Un rebond modeste mais régulier du chômage
Les derniers chiffres de l’Insee confirment une dégradation continue du marché du travail : 62 000 personnes supplémentaires ont enregistré une recherche d’emploi au deuxième trimestre 2026, faisant passer le taux de chômage à 8,3 % de la population active. Il s’agit du plus haut niveau observé hors période Covid depuis le troisième trimestre 2019 et du sixième trimestre consécutif de progression.
Ce que disent les chiffres sur le terrain
Au-delà du chiffre global, la hausse gagne l’ensemble des catégories d’âge, signe que la détérioration n’est pas limitée aux jeunes, traditionnellement plus exposés aux variations conjoncturelles. L’Insee note des augmentations préoccupantes du chômage de longue durée : 671 000 personnes cherchent un emploi depuis au moins un an, soit 116 000 de plus qu’il y a douze mois.
- 62 000 demandeurs d’emploi supplémentaires sur le trimestre.

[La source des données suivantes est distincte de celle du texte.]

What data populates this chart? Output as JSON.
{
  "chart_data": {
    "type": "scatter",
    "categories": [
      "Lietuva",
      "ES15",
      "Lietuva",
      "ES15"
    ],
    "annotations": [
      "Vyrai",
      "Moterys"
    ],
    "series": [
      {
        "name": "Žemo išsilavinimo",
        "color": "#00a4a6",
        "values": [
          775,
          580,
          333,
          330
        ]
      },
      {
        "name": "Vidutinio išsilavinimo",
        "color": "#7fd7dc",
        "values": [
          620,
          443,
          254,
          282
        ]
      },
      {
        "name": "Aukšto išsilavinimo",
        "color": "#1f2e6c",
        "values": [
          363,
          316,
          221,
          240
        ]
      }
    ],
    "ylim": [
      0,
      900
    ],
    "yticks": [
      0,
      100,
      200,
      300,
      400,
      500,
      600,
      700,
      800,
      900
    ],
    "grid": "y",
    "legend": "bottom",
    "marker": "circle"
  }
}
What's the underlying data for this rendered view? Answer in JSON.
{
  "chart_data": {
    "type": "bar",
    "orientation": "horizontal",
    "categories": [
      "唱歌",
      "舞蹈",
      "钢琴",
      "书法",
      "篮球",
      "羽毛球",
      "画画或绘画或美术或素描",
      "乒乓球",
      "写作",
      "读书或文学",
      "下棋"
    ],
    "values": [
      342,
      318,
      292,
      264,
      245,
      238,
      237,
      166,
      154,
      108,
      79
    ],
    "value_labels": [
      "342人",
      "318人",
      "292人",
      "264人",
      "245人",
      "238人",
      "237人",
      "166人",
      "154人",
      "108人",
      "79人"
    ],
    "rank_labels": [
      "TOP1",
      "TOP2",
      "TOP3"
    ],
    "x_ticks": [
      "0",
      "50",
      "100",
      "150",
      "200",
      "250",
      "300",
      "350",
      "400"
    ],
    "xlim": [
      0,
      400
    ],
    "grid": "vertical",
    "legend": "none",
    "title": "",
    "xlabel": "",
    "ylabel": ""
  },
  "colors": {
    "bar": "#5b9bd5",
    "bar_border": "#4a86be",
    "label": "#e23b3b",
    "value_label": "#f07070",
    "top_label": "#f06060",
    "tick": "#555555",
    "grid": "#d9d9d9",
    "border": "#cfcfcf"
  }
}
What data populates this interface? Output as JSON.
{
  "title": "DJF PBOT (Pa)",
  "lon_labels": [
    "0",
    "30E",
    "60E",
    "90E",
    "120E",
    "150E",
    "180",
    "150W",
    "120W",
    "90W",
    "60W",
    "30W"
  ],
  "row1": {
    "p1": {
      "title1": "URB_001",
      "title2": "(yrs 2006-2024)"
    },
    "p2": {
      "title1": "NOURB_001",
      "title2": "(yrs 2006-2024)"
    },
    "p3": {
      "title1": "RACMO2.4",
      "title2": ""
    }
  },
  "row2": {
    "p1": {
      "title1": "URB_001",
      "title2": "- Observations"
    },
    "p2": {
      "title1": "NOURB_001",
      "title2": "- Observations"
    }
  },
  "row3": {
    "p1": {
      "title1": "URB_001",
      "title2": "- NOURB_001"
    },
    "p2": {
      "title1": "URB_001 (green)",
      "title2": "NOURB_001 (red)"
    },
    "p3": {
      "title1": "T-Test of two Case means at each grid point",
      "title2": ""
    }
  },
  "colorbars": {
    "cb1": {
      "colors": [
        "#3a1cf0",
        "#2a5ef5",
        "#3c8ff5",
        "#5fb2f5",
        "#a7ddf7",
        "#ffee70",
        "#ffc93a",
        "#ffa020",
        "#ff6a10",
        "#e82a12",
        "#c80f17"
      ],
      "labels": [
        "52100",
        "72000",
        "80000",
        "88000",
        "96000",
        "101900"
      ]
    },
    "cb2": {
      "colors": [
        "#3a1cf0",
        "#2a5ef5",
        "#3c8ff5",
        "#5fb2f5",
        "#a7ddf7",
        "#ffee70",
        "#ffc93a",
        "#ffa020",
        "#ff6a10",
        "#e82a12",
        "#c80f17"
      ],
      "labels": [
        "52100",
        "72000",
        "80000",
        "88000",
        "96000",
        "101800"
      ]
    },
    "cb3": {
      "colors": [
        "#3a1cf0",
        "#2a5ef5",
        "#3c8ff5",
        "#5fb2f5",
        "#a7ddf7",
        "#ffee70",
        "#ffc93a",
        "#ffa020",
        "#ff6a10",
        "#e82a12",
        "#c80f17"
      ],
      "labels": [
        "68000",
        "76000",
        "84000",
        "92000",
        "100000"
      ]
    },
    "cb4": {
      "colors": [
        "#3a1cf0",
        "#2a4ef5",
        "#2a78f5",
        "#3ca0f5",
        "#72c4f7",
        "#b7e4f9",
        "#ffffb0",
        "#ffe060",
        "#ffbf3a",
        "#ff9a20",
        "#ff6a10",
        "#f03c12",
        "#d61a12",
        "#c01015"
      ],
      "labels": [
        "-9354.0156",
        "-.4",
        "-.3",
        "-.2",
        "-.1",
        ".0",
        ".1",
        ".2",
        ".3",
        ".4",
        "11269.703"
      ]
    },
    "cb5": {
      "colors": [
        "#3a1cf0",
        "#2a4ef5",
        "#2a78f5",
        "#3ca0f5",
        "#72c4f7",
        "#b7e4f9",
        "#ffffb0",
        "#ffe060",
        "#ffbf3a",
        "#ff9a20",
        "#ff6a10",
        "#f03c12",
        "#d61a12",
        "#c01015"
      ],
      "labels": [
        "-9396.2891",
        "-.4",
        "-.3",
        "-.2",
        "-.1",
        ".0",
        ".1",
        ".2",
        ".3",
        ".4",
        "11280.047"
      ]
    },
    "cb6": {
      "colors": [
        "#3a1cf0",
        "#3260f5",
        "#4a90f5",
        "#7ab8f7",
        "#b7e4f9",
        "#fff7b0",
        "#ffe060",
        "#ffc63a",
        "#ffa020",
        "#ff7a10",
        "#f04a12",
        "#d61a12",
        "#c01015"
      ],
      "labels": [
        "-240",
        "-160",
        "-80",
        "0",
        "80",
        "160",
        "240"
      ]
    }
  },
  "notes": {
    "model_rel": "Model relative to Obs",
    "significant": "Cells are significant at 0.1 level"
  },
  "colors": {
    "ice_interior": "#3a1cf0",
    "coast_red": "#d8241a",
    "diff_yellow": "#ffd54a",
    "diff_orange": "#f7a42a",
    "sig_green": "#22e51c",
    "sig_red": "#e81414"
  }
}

- Taux de chômage : 8,3 %.
- 671 000 personnes en chômage de longue durée (+116 000 en un an).
Quel rôle pour la bascule administrative ?
Les statisticiens soulignent qu’une part non négligeable de la hausse s’explique par un changement de méthode : la loi pour le plein-emploi, en vigueur depuis début 2025, impose aux allocataires du RSA de s’inscrire auprès de France Travail. Selon l’Insee, cette bascule administrative représente environ 40 % de la progression constatée sur le trimestre.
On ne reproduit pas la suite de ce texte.